After months of delays, Congressman Tim Bishop said this week that New York State Governor Andrew Cuomo's assistance has been sought to help broker a workable compromise between Riverhead Town and the New York State Department of Environmental Conservation regarding the future of Enterprise Park at Calverton.
“Responsible economic development and local jobs is a top priority for all of us, and I am committed along with Senators Charles Schumer and Kirsten Gillibrand to helping facilitate a dialogue among the Town Board of Riverhead, the supervisor, the DEC and the governor’s office regarding EPCAL," Bishop said this week.
For months, progress has been slow going regarding the proposed subdivision map for EPCAL. Riverhead Town Supervisor Sean Walter said Friday that the wait has been too long, especially for residents who are unemployed and crying out for jobs.
"We’re trying to work get this subdivision broken free from the DEC," Walter said. "Right now, what the town believes is developable area and what the DEC believes is developable are not even on the same planet."

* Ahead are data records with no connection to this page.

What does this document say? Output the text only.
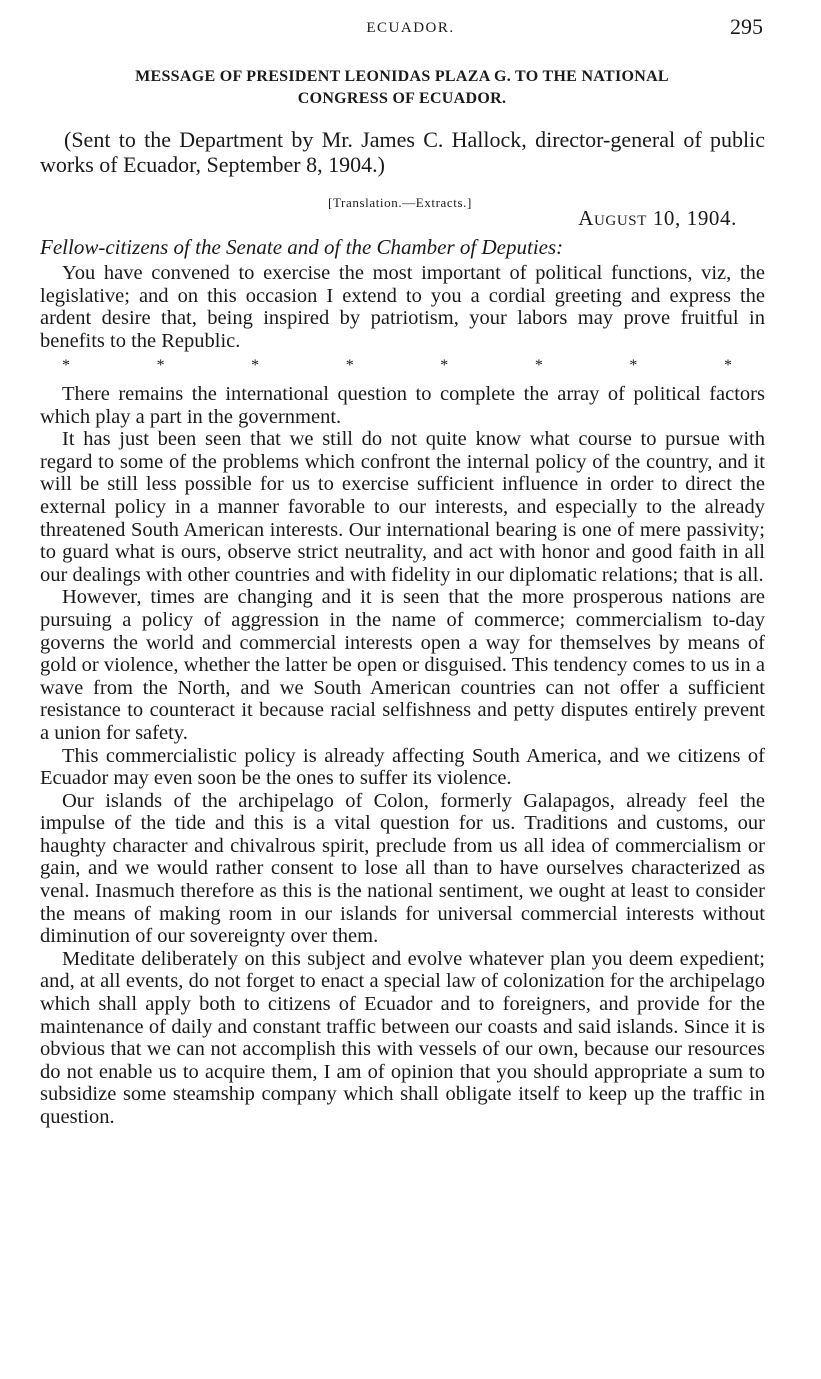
ECUADOR.	295
MESSAGE OF PRESIDENT LEONIDAS PLAZA G. TO THE NATIONAL
CONGRESS OF ECUADOR.

(Sent to the Department by Mr. James C. Hallock, director-general of public works of Ecuador, September 8, 1904.)

[Translation.—Extracts.]
August 10, 1904.
Fellow-citizens of the Senate and of the Chamber of Deputies:

You have convened to exercise the most important of political functions, viz, the legislative; and on this occasion I extend to you a cordial greeting and express the ardent desire that, being inspired by patriotism, your labors may prove fruitful in benefits to the Republic.

*	*	*	*	*	*	*	*

There remains the international question to complete the array of political factors which play a part in the government.

It has just been seen that we still do not quite know what course to pursue with regard to some of the problems which confront the internal policy of the country, and it will be still less possible for us to exercise sufficient influence in order to direct the external policy in a manner favorable to our interests, and especially to the already threatened South American interests. Our international bearing is one of mere passivity; to guard what is ours, observe strict neutrality, and act with honor and good faith in all our dealings with other countries and with fidelity in our diplomatic relations; that is all.

However, times are changing and it is seen that the more prosperous nations are pursuing a policy of aggression in the name of commerce; commercialism to-day governs the world and commercial interests open a way for themselves by means of gold or violence, whether the latter be open or disguised. This tendency comes to us in a wave from the North, and we South American countries can not offer a sufficient resistance to counteract it because racial selfishness and petty disputes entirely prevent a union for safety.

This commercialistic policy is already affecting South America, and we citizens of Ecuador may even soon be the ones to suffer its violence.

Our islands of the archipelago of Colon, formerly Galapagos, already feel the impulse of the tide and this is a vital question for us. Traditions and customs, our haughty character and chivalrous spirit, preclude from us all idea of commercialism or gain, and we would rather consent to lose all than to have ourselves characterized as venal. Inasmuch therefore as this is the national sentiment, we ought at least to consider the means of making room in our islands for universal commercial interests without diminution of our sovereignty over them.

Meditate deliberately on this subject and evolve whatever plan you deem expedient; and, at all events, do not forget to enact a special law of colonization for the archipelago which shall apply both to citizens of Ecuador and to foreigners, and provide for the maintenance of daily and constant traffic between our coasts and said islands. Since it is obvious that we can not accomplish this with vessels of our own, because our resources do not enable us to acquire them, I am of opinion that you should appropriate a sum to subsidize some steamship company which shall obligate itself to keep up the traffic in question.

What's needed, Walter said, is for some outside intervention "to help the DEC recognize that the property was more than 6000 acres -- and 3000 acres were given to DEC," to preseve grassland.
The remainder of the parcel, Walter said, was always meant to be utilized toward fostering economic development. "It’s not about not protecting the environment -- we did that first," Walter said. "Now it's about jobs, jobs, jobs."
As Riverhead town supervisor, Walter said it's his obligation to help provide jobs when so many are out of work. "For all the people that are unemployed and need to pay their bills -- this land was given to them, for economic development. We need any help we can get to tell the DEC that the grass is not sancrosanct. You have your grass -- this isn't your grass. This is about jobs."
The DEC, Walter said, has "come up with a scenario" that is not conducive to job creation. "The DEC," Walter said, "moves the ball. It's a shell game to them."
Walter said another meeting between Town Hall staff and the DEC is slated for early next week. After than, he plans to take the subdivision plan to the town board, with some minor revisions and modifications.
"It's time to move the ball forward," Walter said, adding that it's his hope that the DEC gives the town lead agency status. "We've wasted six months. We can't waste any more time on the subdivision map before we do the environmental review."
Of the DEC, Walter added, "They're the masters of trying to make everyone believe they're the final arbiters of protecting the environment. But at the same time, eight percent of poeple on the East End are out of work -- and there are thousands of people who are barely paying their bills. I've got to watch the ball for them -- and that's what I intend to do."